Flavour is a complex and strange thing. The way people perceive it is ultimately so personal. One person’s ‘straw’ might be another’s ‘grass.’
Some people are particularly good at tasting. I remember doing a test in which I had to identify smells from essences on balls of cotton wool in test tubes. Without the physical ingredient it was surprisingly hard. And then there is the matter of preference - the Marmite factor.
Wine experts merrily describe layers of flavour in microscopic detail. I don’t take that approach with chocolate. This is not because chocolate is any less complex. There are in fact more than 400 identified flavours in cacao.
On my Flavour Map you will find all the major categories, but I have deliberately not made a complete list of the types within them – it is a map to help you find your own way.
When you are tasting a chocolate if you have these categories in mind it will help direct your taste in the right direction. At its simplest you can think of the nutty side of the wheel and the fruity side.
This month we are exploring the vibrant world of citrus, in fruits, in herbs and of course in the chocolate.
The single estate dark chocolates in this collection are on the fruity side. Start with the San Agustin 88 as it is the darkest then move on to San Agustin 70. Can you taste how the flavour notes vary with the different sugar levels? The 88% has much more prominent red fruit notes, while the 70% is more honeyed, even a touch nutty. The Sambirano 71 is the closest to citrus, it really is quite zesty. While the fine Criollo Chulucanas 70 has much softer notes of raisins and plums. Isn’t cacao wonderful?
Maybe have a little break, to allow your taste buds to reset, then taste Orange Almond 100% cacao. I haven’t added any sugar to this or the Raisin Hazelnut 100%. All the sweetness comes simply from the fruit and nuts. This means Orange Almond really is quite intense because the orange we use is an essence. It’s the same essence as you are tasting in Luscious Orange.
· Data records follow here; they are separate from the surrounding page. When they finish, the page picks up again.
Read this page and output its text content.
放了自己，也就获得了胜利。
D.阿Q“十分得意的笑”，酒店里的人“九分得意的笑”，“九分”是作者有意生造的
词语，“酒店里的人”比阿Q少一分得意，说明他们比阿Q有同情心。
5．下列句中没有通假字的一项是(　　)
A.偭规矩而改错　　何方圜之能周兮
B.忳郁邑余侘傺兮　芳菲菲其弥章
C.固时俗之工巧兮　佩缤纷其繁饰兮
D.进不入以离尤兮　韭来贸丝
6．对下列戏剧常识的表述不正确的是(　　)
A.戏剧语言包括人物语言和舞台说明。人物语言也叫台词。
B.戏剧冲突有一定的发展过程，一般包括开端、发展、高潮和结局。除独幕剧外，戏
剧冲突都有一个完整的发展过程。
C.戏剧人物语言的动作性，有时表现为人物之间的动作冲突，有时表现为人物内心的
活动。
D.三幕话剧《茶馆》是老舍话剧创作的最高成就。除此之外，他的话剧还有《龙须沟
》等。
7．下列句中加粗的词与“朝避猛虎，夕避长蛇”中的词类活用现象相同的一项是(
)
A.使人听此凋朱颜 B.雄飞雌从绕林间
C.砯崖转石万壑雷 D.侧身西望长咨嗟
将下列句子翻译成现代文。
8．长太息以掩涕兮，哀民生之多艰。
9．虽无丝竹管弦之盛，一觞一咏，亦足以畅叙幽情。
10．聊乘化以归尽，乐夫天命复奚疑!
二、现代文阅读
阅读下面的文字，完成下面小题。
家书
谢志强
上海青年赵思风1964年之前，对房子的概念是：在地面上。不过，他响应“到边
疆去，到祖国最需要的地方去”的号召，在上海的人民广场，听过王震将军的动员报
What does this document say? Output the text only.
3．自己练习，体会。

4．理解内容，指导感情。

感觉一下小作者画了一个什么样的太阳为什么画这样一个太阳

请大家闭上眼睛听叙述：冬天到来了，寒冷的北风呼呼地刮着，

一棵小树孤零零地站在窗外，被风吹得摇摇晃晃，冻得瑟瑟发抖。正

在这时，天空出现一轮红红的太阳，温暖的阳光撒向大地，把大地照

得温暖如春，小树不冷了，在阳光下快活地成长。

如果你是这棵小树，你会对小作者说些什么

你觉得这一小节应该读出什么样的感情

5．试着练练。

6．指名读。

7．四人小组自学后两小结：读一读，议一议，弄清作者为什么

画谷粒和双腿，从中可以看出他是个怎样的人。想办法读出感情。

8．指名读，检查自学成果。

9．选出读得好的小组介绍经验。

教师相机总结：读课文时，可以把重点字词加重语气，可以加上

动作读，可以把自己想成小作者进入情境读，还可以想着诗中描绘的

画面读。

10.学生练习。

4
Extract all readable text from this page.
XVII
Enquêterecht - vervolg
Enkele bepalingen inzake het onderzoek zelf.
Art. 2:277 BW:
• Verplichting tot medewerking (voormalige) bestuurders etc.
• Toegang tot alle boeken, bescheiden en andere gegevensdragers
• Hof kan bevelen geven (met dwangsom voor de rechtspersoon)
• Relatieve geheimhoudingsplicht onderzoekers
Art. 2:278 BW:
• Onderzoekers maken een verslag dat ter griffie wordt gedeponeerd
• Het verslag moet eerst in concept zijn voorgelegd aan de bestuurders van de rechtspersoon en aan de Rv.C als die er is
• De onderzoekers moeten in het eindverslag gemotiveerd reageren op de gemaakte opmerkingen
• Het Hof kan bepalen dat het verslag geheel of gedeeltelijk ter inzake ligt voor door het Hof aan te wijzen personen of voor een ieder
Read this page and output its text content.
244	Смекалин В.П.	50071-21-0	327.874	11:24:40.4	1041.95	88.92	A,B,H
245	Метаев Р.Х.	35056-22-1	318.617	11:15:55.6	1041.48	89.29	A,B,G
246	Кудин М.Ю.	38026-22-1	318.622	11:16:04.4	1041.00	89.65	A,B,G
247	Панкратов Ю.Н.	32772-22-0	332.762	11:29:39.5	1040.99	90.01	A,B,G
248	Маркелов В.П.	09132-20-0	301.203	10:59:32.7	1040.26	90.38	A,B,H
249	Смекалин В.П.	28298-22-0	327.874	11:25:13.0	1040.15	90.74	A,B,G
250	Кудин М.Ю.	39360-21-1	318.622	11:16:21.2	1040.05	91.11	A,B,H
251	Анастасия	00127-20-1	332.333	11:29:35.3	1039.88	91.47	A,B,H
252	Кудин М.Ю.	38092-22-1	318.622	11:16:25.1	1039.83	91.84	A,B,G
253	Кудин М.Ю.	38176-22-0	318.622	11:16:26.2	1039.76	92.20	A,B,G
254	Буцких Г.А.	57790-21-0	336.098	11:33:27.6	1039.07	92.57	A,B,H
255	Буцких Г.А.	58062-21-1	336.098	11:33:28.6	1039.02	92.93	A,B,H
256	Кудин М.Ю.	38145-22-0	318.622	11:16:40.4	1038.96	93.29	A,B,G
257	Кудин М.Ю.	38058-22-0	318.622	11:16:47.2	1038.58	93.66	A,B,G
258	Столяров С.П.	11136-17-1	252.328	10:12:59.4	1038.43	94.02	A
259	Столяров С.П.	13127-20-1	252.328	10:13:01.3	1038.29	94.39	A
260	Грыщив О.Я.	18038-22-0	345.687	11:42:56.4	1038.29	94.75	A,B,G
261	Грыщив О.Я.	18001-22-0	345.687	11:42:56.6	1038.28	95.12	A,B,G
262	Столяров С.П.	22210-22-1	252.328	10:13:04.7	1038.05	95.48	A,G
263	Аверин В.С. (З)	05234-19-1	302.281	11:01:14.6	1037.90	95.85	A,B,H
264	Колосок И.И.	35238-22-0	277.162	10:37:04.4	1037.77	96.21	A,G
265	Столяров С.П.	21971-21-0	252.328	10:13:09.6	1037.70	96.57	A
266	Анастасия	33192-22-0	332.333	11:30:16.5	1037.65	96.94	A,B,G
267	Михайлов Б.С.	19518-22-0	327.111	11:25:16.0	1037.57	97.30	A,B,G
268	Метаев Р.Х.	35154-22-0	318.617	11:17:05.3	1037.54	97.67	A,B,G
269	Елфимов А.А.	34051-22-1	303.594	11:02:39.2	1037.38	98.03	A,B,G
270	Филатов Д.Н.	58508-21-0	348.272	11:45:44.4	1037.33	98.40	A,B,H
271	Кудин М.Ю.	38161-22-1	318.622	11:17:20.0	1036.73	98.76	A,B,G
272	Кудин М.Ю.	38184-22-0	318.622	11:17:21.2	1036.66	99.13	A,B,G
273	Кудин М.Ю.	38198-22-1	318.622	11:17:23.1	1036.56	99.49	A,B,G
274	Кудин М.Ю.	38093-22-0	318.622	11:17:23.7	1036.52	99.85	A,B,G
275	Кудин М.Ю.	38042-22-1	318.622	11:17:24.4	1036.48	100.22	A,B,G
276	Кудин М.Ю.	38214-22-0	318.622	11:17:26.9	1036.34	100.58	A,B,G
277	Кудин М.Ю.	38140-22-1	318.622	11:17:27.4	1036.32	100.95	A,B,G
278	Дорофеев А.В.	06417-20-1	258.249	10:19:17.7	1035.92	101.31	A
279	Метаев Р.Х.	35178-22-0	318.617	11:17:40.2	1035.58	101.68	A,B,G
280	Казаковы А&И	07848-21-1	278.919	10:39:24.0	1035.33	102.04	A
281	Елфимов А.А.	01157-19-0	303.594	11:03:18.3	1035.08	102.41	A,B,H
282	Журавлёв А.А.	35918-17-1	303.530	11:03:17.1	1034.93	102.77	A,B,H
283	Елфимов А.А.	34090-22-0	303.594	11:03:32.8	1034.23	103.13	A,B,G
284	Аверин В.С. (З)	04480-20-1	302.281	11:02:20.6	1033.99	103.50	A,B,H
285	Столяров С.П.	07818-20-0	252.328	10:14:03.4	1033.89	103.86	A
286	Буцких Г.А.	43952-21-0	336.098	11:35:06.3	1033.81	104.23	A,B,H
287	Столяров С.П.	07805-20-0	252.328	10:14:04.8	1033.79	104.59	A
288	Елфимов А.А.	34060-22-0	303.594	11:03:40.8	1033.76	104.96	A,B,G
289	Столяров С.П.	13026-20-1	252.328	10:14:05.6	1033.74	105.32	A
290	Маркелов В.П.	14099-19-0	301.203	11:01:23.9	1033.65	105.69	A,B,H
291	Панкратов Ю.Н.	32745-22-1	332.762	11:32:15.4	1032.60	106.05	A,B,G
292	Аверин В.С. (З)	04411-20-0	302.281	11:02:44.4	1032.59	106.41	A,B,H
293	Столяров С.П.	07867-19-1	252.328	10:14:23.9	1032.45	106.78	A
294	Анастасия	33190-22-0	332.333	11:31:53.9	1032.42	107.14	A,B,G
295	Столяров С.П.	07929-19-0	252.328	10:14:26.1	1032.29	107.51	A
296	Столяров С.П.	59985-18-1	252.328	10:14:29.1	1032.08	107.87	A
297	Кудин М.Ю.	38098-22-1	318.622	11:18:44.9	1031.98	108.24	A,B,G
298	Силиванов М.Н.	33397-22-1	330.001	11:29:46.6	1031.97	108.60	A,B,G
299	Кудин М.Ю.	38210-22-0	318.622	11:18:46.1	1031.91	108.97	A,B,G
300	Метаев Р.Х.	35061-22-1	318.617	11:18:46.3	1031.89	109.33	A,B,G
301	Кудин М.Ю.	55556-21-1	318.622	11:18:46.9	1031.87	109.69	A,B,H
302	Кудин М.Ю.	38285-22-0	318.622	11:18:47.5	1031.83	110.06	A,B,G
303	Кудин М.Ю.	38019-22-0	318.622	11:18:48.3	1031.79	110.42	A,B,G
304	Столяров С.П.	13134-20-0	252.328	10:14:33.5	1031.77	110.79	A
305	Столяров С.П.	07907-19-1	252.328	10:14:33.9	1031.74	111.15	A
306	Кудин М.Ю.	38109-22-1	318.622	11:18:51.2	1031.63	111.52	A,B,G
Beautiful. 100% Natural. It takes me straight to the Mediterranean. Finally we have Hazelnut Raisin but this time made with a 70% Chulucanas dark chocolate. Notice how I am pairing the cacao with the other ingredients.
Did you know that all citrus fruits are hybrids of three original species? Pomelo, mandarin orange and citron. They have evolved on a spectrum of sweet (eg mandarin)to sour ( eg white grapefruit). It is their sourness that makes their flavours carry so perfectly in chocolate. When citrus notes appear in other things like chocolate and herbs, they are one of many layers of flavour, but no less citrusy for that.
Here are my handmade chocolates of the month….
Grapefruit & Cranberry. Baracoa 65 dark chocolate with grapefruit and cranberry
Made famous by Sea Breeze cocktails this flavour combination is the taste of summer. Both grapefruit and cranberry are on the tart side so need the honey notes of the Baracoa cacao to complete the party.
Lemon verbena & Sour Cherries. Baracoa 65 dark chocolate with sour cherries, lemon verbena & chia
Lemon verbena with its gentle aromatic lemon notes deserves a much larger place in the culinary world. Here it creates the perfect stage for the sour cherries and chia, performing an elegant dance with the honey notes in the cacao.